Bu armağana ulaşma hikayem ise daha da ilginç. Birkaç haftadır blogdaki eski yazılarımı okuyan ve yorum yazma zahmeti gösteren DİLSUHAN isimli bir blogun da yazarı olan hanımefendi öyle heyecanlandırdı ki beni, epeydir yazı ekleyemediğim blogumla her hal ve şartta tekrar ilgilenmem için güç verdi.
İstanbul’a gittiğim bir zamanda tanışıklığımızı gıyabiden vicahiye çevireceğimiz bir buluşma planladık aynı zamanda meslektaşım olan Şebnem Hanım’ la.
Sonunda buluşma gerçekleşti, yağmurun bile bereket ve sel arasında huyunun değiştiği bir günde, şehirlerin şahında, doyurucu bir Maraş kahvaltısı esnasında. Sadece internet vasıtasıyla tanışan iki edebiyat sevdalısı, zor bir mesleğin icrası değildik de, sanki yıllardır birbirini görmemiş ama çok özlemiş dostlar gibiydik verdiğimiz resimde. Uzun ve keyifli sohbetimizde neler konuşmadık ki, MARAŞDER’ in başkanı avukat ve şair olan eşi ile beraber yaptıkları dernek çalışmalarından başladık mesala söze. ŞAİRİME ağabey diye hitap eden, içi dışı çok güzel bir yürekti karşımda duran.
“Bizleri kardeş kılan Yüce Kudret’e hamd olsun” diye yazıp imzaladığı hatıratı okumaya onun yazısı ile başladım dün akşam. Ve öyle çok ağladım ki, tıpkı şairimin ölümsüzlüğü tattık, bize ne yapsın ölüm diye diye Hakk’a yürüdüğü günkü gibi bendini aşmıştı, gözümde duran.

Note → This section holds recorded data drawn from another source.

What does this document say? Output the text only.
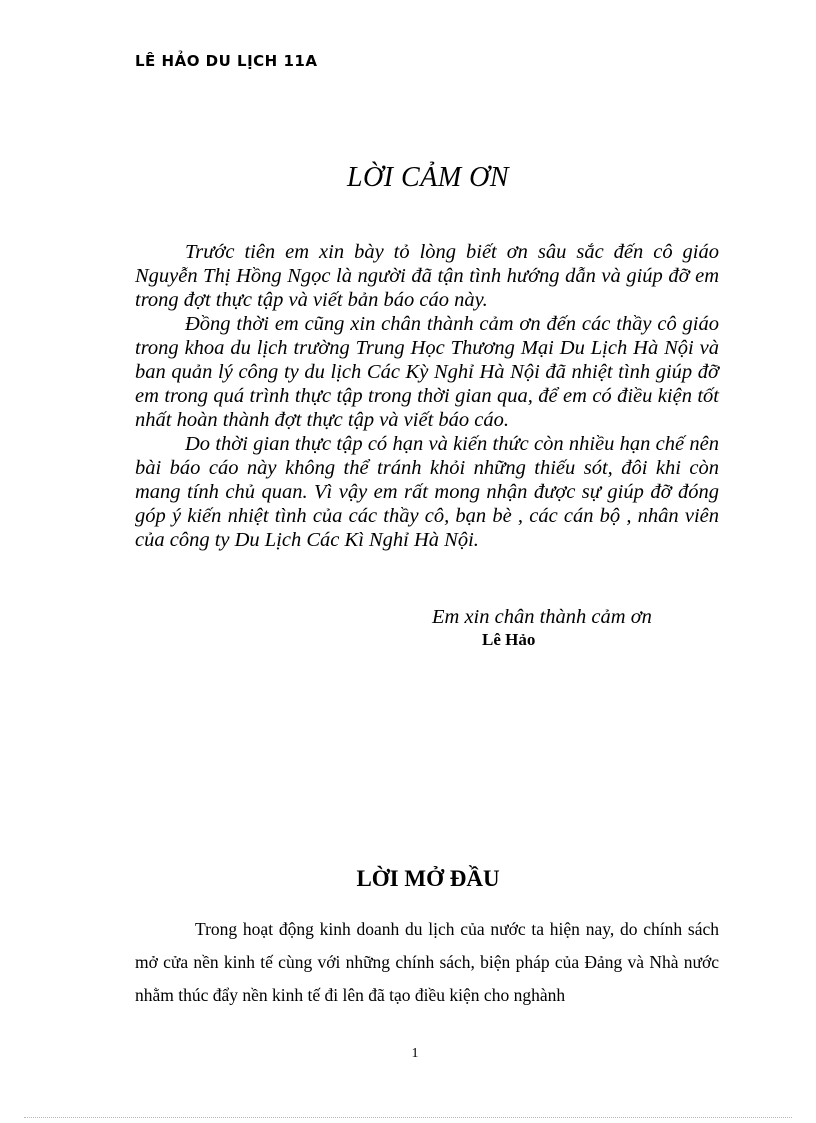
LÊ HẢO DU LỊCH 11A
LỜI CẢM ƠN

Trước tiên em xin bày tỏ lòng biết ơn sâu sắc đến cô giáo Nguyễn Thị Hồng Ngọc là người đã tận tình hướng dẫn và giúp đỡ em trong đợt thực tập và viết bản báo cáo này.

Đồng thời em cũng xin chân thành cảm ơn đến các thầy cô giáo trong khoa du lịch trường Trung Học Thương Mại Du Lịch Hà Nội và ban quản lý công ty du lịch Các Kỳ Nghỉ Hà Nội đã nhiệt tình giúp đỡ em trong quá trình thực tập trong thời gian qua, để em có điều kiện tốt nhất hoàn thành đợt thực tập và viết báo cáo.

Do thời gian thực tập có hạn và kiến thức còn nhiều hạn chế nên bài báo cáo này không thể tránh khỏi những thiếu sót, đôi khi còn mang tính chủ quan. Vì vậy em rất mong nhận được sự giúp đỡ đóng góp ý kiến nhiệt tình của các thầy cô, bạn bè , các cán bộ , nhân viên của công ty Du Lịch Các Kì Nghỉ Hà Nội.

Em xin chân thành cảm ơn
Lê Hảo
LỜI MỞ ĐẦU

Trong hoạt động kinh doanh du lịch của nước ta hiện nay, do chính sách mở cửa nền kinh tế cùng với những chính sách, biện pháp của Đảng và Nhà nước nhằm thúc đẩy nền kinh tế đi lên đã tạo điều kiện cho nghành

1
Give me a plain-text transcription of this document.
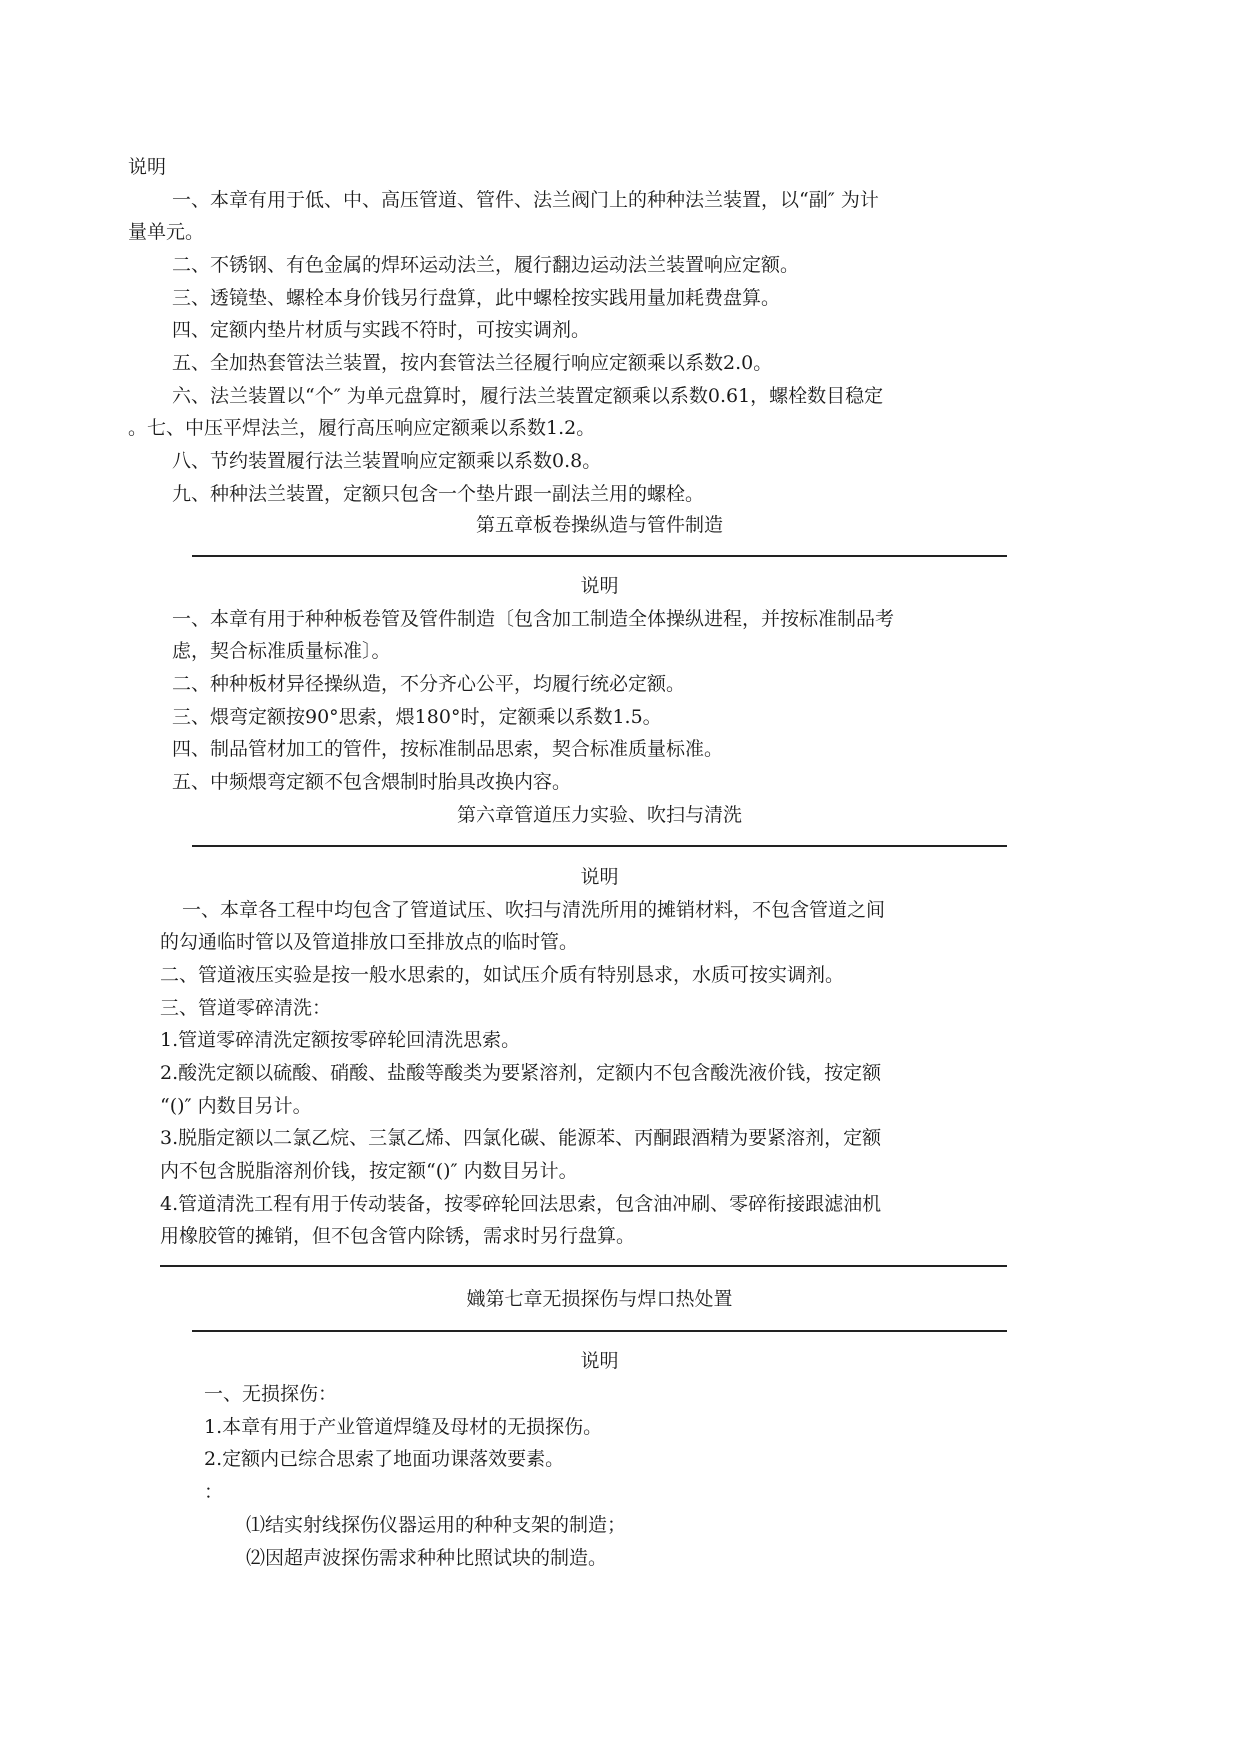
说明
一、本章有用于低、中、高压管道、管件、法兰阀门上的种种法兰装置，以“副″ 为计
量单元。
二、不锈钢、有色金属的焊环运动法兰，履行翻边运动法兰装置响应定额。
三、透镜垫、螺栓本身价钱另行盘算，此中螺栓按实践用量加耗费盘算。
四、定额内垫片材质与实践不符时，可按实调剂。
五、全加热套管法兰装置，按内套管法兰径履行响应定额乘以系数2.0。
六、法兰装置以“个″ 为单元盘算时，履行法兰装置定额乘以系数0.61，螺栓数目稳定
。七、中压平焊法兰，履行高压响应定额乘以系数1.2。
八、节约装置履行法兰装置响应定额乘以系数0.8。
九、种种法兰装置，定额只包含一个垫片跟一副法兰用的螺栓。
第五章板卷操纵造与管件制造
说明
一、本章有用于种种板卷管及管件制造〔包含加工制造全体操纵进程，并按标准制品考
虑，契合标准质量标准〕。
二、种种板材异径操纵造，不分齐心公平，均履行统必定额。
三、煨弯定额按90°思索，煨180°时，定额乘以系数1.5。
四、制品管材加工的管件，按标准制品思索，契合标准质量标准。
五、中频煨弯定额不包含煨制时胎具改换内容。
第六章管道压力实验、吹扫与清洗
说明
一、本章各工程中均包含了管道试压、吹扫与清洗所用的摊销材料，不包含管道之间
的勾通临时管以及管道排放口至排放点的临时管。
二、管道液压实验是按一般水思索的，如试压介质有特别恳求，水质可按实调剂。
三、管道零碎清洗：
1.管道零碎清洗定额按零碎轮回清洗思索。
2.酸洗定额以硫酸、硝酸、盐酸等酸类为要紧溶剂，定额内不包含酸洗液价钱，按定额
“()″ 内数目另计。
3.脱脂定额以二氯乙烷、三氯乙烯、四氯化碳、能源苯、丙酮跟酒精为要紧溶剂，定额
内不包含脱脂溶剂价钱，按定额“()″ 内数目另计。
4.管道清洗工程有用于传动装备，按零碎轮回法思索，包含油冲刷、零碎衔接跟滤油机
用橡胶管的摊销，但不包含管内除锈，需求时另行盘算。
嬂第七章无损探伤与焊口热处置
说明
一、无损探伤：
1.本章有用于产业管道焊缝及母材的无损探伤。
2.定额内已综合思索了地面功课落效要素。
：
⑴结实射线探伤仪器运用的种种支架的制造；
⑵因超声波探伤需求种种比照试块的制造。
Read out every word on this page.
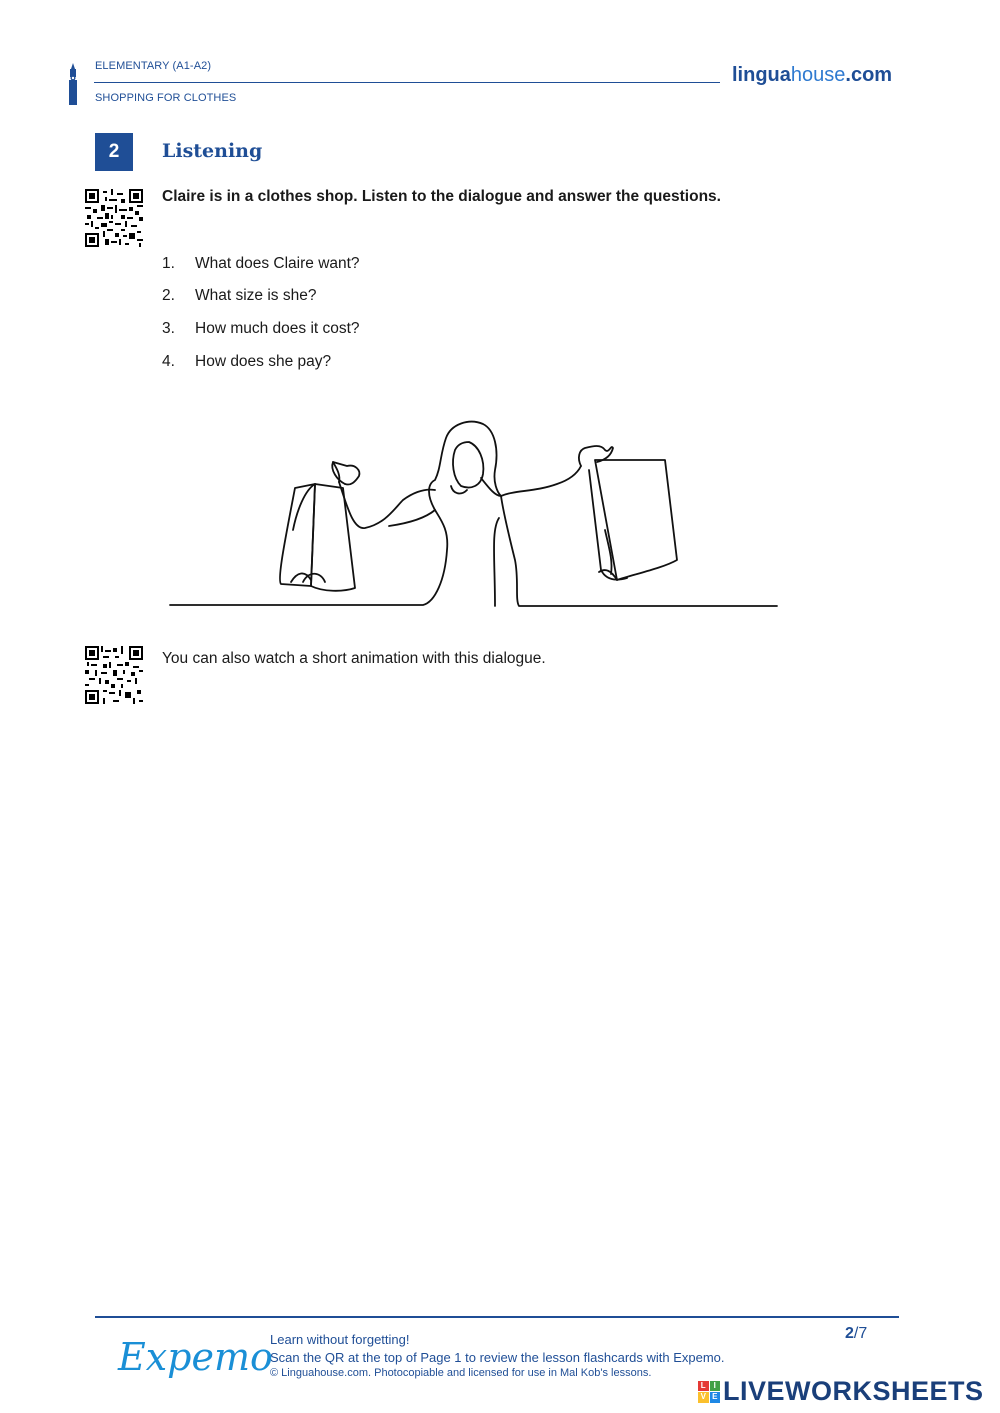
ELEMENTARY (A1-A2)
SHOPPING FOR CLOTHES
linguahouse.com
2	Listening
Claire is in a clothes shop. Listen to the dialogue and answer the questions.
1.	What does Claire want?
2.	What size is she?
3.	How much does it cost?
4.	How does she pay?
You can also watch a short animation with this dialogue.
Expemo
Learn without forgetting!
Scan the QR at the top of Page 1 to review the lesson flashcards with Expemo.
© Linguahouse.com. Photocopiable and licensed for use in Mal Kob's lessons.
2/7
L I
V E LIVEWORKSHEETS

Bana bu armağanı sunan güzel insan, tabiî ki kişisel hikayemden habersizdi, henüz bilmiyordu şiire olan tutkumu, aşkın yaşam şeklim olduğunu…Yazılar ve sohbetimiz verse de ipuçlarını, aldığım bu güzel hediyenin manevi değerini bir nebze olsun ifade etmek istedim bu yazıyla. Yoksa ne şiir ne şairler konusunda yetkin değilim yazmaya. İyi ki, bir gün uğradığı bu blog vesilesiyle kaynaştı ruhlarımız, kesişti yollarımız.
Hepsini ayrı özenle seçip hazırladığım mektupları, başka başka şişeler içinde bırakıyorum bu blogdan açık denize…sahibine gideceğinden emin bir içsesle.
Ve bir gün o mektubun sahibi buluyor şişeyi açıp okuyor bahtına düşen kelimeleri ve dönüp cevaplıyor kalbimi.
İşte bu nedenle, vakit ve dolayısıyla nakit kaybettiğimi söyleyenlere inat, devam edeceğim mektuplarımı göndermeye, yüreğim açık yedi-yirmi dört, ben de buradayım diyene.

Sevgisini sunarken vesile ettiği kitap, kaderin bir cilvesiyle beni aşka düşüren şairimden gelmiş bir mektup oluyor DİLSUHAN’ın ellerinde, ben de o aşkla alıyorum mektubumu elime.
Şairimi görmüş bir gözle göz göze gelmek ise ayrı bir hediye. Ben de, bizleri kardeş kılan Yüce Kudret’e, şükürlerimi sunuyor, bizi, dostluğun zamanın ve mekanın bağlarından azad edeceği güne eriştirmesi dileğiyle son veriyorum söze.
Demek ki, “Erdem’li şairler çekilse de göğümüzden” birer birer başka alemlere, sesleri davudi bir şekilde hala yeryüzünde, birleştiriyor kalpleri en içten kelimelerle. Dua ve muhabbetle.